The centre-left is on course to win Italy’s election despite a remarkable surge by Silvio Berlusconi, but it is likely to have to form a governing coalition with outgoing Premier Mario Monti, final polls before the February 24-25 vote showed yesterday.

Most polls published before a pre-vote blackout showed Pier Luigi Bersani’s centre-left still five or more points ahead, despite a scandal over a Tuscan bank with which it has links and a continuing fight-back by former Prime Minister Berlusconi.

An average of polls calculated by Reuters showed Bersani on 34.7 per cent, 5.7 points ahead of Berlusconi. The anti-establishment 5-Star Movement of comedian Beppe Grillo was running third on 16 per cent, with Monti’s centrists trailing on 13.6 per cent.

While this lead is expected to give Bersani a clear majority in the lower house, the situation in the Senate is much more uncertain and most pollsters believe the centre-left will need to seek an ally to govern, with Monti by far the most likely.

Senate seats are awarded by region, with a big bonus for winners. In the key battlegrounds of Sicily and Lombardy there was fewer than a three-point difference between the centre-left and centre-right, barely above the margin of error, ISPO pollsters said in a survey for Corriere della Sera newspaper.

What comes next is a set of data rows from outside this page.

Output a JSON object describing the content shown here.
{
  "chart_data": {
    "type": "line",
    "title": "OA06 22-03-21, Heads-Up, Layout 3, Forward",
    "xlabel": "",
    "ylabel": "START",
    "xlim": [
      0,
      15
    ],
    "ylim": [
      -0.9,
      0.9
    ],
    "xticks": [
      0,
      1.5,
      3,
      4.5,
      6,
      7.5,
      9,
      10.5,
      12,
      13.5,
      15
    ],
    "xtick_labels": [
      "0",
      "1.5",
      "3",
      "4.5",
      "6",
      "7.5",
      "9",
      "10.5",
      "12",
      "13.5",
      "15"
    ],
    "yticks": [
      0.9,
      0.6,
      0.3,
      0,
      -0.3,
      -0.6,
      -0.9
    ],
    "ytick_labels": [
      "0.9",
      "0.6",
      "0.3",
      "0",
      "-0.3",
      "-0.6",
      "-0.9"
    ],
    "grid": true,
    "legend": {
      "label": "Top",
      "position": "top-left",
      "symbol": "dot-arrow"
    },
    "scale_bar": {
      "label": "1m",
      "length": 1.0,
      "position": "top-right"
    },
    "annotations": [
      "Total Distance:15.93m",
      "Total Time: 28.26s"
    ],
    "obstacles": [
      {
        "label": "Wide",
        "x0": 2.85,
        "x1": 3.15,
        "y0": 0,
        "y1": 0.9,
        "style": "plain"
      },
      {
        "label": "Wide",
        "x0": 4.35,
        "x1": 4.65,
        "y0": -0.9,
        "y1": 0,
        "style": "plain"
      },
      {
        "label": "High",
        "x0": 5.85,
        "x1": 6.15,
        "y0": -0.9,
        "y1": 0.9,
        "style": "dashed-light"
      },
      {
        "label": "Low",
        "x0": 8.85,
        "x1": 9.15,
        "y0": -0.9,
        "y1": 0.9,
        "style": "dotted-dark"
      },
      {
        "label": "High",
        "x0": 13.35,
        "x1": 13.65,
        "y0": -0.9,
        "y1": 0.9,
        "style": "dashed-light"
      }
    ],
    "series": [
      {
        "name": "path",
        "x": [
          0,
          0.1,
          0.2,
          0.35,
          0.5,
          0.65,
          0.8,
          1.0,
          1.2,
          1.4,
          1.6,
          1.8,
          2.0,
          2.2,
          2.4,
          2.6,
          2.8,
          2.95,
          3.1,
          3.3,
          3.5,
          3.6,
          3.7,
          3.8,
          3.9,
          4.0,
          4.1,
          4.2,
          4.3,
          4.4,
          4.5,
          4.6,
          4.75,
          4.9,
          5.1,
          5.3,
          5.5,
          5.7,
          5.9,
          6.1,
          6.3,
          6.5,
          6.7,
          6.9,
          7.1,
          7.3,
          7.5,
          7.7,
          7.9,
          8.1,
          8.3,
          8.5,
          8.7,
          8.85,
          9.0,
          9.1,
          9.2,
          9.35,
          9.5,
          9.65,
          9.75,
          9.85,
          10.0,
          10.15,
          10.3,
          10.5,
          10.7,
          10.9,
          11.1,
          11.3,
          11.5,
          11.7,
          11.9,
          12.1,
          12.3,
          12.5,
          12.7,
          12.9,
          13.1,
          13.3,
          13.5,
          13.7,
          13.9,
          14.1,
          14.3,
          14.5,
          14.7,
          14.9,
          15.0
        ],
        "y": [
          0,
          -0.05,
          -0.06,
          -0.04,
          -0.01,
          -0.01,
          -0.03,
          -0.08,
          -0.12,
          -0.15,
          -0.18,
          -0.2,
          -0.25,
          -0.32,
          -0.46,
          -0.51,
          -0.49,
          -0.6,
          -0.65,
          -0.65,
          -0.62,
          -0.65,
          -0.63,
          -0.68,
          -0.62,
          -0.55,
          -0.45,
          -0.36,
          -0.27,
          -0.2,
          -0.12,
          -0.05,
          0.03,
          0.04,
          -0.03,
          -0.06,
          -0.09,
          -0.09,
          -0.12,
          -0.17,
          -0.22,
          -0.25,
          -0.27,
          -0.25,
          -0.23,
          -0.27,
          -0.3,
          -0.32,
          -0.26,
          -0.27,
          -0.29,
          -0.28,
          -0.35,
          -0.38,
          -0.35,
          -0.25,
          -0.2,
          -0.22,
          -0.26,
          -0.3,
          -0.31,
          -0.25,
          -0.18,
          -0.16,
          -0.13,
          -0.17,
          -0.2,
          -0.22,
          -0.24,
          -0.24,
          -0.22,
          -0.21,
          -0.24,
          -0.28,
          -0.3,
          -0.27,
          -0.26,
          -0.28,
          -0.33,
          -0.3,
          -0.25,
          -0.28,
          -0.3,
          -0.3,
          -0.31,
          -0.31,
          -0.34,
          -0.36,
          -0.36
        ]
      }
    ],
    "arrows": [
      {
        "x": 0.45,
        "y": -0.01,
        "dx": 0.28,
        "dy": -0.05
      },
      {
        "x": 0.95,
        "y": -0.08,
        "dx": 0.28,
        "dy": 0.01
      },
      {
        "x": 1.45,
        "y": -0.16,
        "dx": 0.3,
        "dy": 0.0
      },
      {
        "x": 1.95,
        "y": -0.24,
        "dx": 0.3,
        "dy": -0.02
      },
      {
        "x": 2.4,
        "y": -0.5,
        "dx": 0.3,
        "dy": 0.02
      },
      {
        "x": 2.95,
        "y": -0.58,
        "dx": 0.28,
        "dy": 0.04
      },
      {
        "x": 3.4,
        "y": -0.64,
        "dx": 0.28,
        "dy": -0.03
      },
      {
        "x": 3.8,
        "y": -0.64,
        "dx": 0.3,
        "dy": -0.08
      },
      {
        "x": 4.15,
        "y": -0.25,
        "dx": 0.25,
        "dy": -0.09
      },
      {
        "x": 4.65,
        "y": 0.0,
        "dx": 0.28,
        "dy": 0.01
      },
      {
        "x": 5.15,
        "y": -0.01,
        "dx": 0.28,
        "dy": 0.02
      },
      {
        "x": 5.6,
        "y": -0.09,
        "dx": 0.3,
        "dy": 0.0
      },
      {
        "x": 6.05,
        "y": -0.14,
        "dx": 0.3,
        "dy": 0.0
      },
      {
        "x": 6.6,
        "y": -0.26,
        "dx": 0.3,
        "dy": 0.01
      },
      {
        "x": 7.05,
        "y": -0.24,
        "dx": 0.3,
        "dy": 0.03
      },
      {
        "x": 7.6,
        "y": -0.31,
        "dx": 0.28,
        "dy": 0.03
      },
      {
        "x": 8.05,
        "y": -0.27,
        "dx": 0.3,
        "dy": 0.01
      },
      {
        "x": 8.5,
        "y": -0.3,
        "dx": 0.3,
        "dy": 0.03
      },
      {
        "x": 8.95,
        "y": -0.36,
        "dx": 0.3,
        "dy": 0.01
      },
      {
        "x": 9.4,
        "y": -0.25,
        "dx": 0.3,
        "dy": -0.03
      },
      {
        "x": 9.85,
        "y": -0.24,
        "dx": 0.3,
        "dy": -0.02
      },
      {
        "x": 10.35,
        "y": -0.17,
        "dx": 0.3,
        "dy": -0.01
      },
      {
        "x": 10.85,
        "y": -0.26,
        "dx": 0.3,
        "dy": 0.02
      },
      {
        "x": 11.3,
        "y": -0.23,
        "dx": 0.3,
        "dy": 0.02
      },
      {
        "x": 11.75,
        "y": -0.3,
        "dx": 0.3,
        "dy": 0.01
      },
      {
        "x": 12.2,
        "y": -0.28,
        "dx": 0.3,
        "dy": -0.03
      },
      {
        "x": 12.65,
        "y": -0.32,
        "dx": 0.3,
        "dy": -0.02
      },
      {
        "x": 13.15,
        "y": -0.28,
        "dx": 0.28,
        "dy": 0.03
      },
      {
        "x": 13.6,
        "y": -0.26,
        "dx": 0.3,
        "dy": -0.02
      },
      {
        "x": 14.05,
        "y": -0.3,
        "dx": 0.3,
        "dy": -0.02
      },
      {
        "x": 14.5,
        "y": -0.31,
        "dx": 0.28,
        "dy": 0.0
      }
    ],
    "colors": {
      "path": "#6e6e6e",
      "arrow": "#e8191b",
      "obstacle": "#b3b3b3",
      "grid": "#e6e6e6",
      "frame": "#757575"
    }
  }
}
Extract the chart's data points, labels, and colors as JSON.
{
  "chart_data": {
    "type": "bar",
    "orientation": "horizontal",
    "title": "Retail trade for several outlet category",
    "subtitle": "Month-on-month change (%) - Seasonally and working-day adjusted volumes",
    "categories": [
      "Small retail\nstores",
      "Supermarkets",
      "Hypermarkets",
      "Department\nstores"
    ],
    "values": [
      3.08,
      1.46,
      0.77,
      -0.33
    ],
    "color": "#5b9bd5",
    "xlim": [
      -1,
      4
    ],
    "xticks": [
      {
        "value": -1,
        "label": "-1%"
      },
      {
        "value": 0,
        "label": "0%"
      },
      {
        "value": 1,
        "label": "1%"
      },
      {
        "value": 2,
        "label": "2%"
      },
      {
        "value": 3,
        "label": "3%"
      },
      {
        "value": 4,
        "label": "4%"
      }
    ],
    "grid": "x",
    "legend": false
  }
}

SWG pollsters also showed a Senate projection in which Bersani would win 146 seats, 12 short of a majority, with Monti taking 21. Such a result is considered almost certain to push Bersani into the arms of Monti, despite the former European Commissioner’s lack of traction in the campaign.

The Senate has equal powers to the Chamber of Deputies.

Berlusconi’s target is to take enough seats to make a Bersani government unstable.

The billionaire media magnate has sharply eroded the centre-left’s lead in the last month, promising sweeping tax cuts, while a scandal over murky derivatives deals at Monte dei Paschi bank has hurt Bersani’s Democratic Party because of its links with the Tuscan lender.

After diving into the campaign in December, with his party close to disintegration and behind Grillo on around 15 per cent, Berlusconi has gained around five points for his People of Freedom (PDL) group with a blitz of tele­vision appearances that have eclipsed the uncharismatic figures of Monti and Bersani.

But most experts believe it is too late for him to catch up after a shorter than usual election campaign, and many Italians are sceptical of his promises to pay back a hated housing tax and create four million new jobs.

The Roman Catholic Church, once a supporter of Berlusconi, has abandoned him after a string of scandals, instead backing the devout Monti.